Jesse: If you want to learn more about this technical subject of singular learning theory, developmental interpretability, you should go to singularlearningtheory.com. Another place you can go is metauni.org. They have a bunch of amazing seminars hosted in Roblox of all places.

Michaël: metauni.com?

Jesse: metauni.org, I believe. They host these online seminars and online university, inside of Roblox. I can confirm we are on the correct timeline.

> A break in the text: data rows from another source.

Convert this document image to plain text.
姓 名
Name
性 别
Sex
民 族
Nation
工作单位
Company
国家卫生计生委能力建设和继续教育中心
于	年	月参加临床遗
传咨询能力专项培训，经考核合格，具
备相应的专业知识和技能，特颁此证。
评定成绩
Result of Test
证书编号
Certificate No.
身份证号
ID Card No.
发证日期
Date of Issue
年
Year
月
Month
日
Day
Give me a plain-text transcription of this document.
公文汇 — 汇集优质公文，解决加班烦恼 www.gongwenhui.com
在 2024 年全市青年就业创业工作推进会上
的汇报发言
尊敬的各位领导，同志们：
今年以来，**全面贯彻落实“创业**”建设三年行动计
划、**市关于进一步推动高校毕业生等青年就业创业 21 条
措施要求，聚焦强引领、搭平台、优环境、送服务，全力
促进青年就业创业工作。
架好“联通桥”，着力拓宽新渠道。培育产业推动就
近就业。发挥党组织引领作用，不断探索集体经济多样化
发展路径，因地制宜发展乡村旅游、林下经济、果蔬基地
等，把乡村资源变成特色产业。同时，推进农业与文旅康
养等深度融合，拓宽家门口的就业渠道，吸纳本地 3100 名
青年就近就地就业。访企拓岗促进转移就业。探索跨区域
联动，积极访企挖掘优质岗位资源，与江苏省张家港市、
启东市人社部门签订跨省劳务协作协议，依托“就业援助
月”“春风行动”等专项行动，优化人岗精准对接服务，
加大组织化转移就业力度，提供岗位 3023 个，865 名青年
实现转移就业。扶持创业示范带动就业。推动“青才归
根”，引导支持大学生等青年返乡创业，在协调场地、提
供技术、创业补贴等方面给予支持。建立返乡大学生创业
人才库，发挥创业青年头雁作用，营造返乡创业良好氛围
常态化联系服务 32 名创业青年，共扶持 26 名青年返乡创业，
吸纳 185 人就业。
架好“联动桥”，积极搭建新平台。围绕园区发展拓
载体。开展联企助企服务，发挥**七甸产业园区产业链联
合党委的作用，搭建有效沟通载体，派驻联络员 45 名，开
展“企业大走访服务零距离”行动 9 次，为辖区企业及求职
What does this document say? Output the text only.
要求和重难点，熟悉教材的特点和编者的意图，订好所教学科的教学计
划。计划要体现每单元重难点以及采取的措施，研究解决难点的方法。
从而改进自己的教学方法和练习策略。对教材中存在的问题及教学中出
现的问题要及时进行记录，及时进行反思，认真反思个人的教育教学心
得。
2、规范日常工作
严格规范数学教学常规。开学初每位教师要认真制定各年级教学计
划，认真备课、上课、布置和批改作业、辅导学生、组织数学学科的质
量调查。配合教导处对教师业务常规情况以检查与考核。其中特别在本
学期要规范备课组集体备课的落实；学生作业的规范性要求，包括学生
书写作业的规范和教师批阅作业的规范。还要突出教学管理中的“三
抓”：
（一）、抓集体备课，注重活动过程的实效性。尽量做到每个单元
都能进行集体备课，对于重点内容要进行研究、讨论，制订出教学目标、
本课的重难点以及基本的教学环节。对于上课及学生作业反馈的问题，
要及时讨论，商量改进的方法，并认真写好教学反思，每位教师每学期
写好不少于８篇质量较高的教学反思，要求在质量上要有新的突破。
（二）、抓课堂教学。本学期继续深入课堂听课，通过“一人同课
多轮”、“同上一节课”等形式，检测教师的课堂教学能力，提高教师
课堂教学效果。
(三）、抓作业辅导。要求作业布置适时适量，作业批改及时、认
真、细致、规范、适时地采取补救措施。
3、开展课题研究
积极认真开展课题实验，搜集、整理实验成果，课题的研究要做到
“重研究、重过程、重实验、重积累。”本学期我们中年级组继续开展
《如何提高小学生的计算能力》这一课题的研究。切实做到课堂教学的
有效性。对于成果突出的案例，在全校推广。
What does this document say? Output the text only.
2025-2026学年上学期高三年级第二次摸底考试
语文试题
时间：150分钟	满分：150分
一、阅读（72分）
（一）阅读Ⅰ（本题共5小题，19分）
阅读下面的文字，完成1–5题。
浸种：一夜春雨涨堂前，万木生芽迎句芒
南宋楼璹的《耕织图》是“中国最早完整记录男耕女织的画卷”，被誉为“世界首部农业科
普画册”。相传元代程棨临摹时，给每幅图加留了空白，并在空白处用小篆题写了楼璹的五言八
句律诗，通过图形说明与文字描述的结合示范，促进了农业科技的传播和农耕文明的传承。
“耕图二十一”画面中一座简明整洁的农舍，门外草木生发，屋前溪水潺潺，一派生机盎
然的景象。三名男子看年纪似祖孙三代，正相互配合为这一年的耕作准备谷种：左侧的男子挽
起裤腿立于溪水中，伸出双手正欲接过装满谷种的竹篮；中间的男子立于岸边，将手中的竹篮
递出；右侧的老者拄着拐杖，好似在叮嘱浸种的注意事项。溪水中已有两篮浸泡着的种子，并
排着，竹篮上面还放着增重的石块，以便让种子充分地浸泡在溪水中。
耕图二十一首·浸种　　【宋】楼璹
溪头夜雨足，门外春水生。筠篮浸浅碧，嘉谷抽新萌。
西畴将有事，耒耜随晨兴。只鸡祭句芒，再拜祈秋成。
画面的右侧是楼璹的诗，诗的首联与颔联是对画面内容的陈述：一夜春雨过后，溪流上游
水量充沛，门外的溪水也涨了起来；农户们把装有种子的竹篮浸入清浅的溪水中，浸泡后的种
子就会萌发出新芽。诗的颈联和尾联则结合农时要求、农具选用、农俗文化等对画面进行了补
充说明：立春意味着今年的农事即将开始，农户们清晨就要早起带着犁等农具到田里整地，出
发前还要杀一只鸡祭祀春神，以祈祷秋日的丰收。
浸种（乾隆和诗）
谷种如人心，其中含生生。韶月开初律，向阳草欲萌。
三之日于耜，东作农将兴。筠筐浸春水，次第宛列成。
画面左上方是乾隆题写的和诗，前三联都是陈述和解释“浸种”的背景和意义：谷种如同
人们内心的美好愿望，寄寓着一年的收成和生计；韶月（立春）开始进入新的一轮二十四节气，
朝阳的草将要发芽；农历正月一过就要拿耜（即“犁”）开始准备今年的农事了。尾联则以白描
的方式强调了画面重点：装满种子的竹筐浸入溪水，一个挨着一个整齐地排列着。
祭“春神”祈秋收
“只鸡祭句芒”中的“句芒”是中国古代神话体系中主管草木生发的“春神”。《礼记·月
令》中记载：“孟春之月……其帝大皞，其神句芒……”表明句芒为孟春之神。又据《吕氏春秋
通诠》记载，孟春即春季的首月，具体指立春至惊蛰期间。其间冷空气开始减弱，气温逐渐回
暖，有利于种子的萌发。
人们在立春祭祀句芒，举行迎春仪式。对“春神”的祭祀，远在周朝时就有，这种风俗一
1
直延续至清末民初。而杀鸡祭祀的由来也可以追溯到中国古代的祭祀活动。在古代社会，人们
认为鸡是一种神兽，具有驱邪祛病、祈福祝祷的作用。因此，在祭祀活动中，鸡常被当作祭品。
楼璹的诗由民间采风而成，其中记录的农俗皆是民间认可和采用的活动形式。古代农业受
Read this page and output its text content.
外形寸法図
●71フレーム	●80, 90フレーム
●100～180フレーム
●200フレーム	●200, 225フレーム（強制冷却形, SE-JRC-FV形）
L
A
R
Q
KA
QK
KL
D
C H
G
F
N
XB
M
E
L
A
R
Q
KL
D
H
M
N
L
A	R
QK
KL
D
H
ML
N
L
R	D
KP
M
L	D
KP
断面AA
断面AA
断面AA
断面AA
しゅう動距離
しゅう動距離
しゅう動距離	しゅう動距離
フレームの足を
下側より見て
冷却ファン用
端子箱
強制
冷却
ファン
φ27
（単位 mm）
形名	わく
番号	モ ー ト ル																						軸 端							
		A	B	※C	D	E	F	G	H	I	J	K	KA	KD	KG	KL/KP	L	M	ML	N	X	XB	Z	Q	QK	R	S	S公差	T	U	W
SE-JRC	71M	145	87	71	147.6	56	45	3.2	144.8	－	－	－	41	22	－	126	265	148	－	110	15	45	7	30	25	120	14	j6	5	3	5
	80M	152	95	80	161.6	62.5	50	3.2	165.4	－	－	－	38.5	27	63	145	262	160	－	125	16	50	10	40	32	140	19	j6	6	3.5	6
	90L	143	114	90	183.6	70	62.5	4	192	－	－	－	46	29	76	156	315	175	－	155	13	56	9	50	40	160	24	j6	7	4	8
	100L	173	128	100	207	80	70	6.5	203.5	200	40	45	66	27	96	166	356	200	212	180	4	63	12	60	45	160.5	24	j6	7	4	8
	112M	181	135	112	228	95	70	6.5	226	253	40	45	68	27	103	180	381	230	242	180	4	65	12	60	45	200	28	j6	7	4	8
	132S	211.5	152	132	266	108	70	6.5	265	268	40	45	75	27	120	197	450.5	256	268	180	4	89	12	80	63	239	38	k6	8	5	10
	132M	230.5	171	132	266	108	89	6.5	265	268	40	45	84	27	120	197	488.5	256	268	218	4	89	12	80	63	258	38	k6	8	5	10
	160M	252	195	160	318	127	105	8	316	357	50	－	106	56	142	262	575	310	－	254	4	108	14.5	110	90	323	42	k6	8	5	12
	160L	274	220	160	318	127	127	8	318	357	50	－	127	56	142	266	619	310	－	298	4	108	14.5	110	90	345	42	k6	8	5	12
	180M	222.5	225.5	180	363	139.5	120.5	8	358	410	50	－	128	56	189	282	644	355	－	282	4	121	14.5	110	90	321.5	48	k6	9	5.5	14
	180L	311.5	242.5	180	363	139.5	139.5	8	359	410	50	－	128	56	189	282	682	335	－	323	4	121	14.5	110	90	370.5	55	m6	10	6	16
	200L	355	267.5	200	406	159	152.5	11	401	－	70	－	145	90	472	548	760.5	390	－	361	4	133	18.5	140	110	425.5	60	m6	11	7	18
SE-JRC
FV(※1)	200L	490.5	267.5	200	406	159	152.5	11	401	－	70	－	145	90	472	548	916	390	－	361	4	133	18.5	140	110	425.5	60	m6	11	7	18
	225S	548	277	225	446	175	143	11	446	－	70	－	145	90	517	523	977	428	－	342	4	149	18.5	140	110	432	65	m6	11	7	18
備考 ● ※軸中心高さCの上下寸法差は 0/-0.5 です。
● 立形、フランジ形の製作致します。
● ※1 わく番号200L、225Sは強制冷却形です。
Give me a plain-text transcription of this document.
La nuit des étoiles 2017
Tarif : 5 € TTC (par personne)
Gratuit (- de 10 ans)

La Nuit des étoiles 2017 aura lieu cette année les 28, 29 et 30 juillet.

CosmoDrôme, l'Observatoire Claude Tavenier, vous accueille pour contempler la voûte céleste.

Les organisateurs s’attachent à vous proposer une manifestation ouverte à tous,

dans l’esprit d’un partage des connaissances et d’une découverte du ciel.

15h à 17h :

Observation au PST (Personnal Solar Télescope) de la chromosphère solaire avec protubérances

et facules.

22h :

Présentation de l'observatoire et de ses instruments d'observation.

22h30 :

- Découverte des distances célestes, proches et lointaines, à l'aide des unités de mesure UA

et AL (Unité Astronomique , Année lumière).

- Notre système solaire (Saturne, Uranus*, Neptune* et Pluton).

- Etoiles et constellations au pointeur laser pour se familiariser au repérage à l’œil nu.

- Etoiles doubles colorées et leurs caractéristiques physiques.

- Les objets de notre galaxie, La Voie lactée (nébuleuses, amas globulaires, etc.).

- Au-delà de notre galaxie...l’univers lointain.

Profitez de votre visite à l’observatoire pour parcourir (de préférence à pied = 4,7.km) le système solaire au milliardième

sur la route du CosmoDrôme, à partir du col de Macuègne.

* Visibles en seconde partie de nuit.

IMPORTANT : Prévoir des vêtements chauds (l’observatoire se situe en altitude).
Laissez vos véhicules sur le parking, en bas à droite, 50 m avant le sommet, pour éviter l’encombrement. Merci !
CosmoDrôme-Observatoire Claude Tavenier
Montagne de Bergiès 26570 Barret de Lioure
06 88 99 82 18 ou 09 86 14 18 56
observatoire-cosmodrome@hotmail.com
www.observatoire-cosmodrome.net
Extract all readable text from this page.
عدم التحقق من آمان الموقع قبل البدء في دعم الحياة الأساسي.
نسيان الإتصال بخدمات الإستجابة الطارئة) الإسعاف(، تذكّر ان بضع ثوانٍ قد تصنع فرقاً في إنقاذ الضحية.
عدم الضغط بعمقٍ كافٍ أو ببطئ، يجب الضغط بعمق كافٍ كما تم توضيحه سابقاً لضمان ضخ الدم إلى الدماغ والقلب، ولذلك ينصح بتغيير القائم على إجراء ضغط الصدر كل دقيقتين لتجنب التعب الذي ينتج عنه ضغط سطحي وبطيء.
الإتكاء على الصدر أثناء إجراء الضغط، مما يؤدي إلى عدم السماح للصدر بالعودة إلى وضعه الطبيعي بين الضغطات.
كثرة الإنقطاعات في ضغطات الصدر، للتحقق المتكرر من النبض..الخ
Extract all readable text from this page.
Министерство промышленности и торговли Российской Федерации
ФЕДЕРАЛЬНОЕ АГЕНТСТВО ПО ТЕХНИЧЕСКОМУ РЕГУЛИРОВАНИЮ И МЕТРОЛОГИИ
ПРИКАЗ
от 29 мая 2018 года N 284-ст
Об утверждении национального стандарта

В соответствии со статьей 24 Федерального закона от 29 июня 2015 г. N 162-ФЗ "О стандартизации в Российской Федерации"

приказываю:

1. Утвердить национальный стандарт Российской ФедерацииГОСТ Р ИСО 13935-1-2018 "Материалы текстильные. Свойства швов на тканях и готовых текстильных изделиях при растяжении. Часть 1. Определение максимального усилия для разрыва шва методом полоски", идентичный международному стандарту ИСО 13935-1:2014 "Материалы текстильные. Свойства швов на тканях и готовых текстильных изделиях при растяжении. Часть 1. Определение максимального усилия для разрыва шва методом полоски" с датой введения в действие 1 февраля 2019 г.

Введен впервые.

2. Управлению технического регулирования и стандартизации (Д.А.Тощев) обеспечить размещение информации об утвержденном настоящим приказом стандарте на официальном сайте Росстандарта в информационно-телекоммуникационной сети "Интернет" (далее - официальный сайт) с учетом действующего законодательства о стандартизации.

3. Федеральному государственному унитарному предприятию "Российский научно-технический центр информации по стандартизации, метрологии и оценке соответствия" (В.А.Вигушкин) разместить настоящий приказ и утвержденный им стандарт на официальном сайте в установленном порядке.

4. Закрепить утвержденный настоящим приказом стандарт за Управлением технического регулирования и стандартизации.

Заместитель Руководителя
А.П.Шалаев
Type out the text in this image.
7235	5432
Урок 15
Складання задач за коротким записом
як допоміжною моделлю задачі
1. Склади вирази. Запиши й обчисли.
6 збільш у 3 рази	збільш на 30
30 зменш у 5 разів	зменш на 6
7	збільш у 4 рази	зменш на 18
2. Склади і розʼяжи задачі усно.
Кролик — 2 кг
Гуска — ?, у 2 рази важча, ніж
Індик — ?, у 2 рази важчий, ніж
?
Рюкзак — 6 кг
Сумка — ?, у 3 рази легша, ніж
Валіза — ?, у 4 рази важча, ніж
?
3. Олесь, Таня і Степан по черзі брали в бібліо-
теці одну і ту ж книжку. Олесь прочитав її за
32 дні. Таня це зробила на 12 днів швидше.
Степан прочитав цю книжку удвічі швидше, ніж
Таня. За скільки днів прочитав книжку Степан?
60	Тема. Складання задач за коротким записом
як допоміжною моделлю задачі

In any case, those are places you can find out more about these subjects if you’re interested in technical work on these subjects.

Michaël:I heard there’s also some popular Less Wrong post you wrote on singular learning theory. You can also read this blog post you wrote on Less Wrong.

Jesse: Look up “neural networks generalized because of this one weird trick”.

Michaël:So you were the one who wrote this clickbait article?

Jesse: Well, I know how it is for you. Clickbait is real.

Michaël: You just owned me, Mr. Clark Kent. You like Roblox, it seems. But it seems like you’re the real version of a Roblox character, a mix between Captain America and Clark Kent, a Roblox character. Why are you so ripped?

Michaël: What’s the purpose of all this? If you want to join the forces and join the army, this is the 4th of July. So I think we’re just going to stop here and maybe shoot some guns. If you want to join the forces, maybe we should follow him.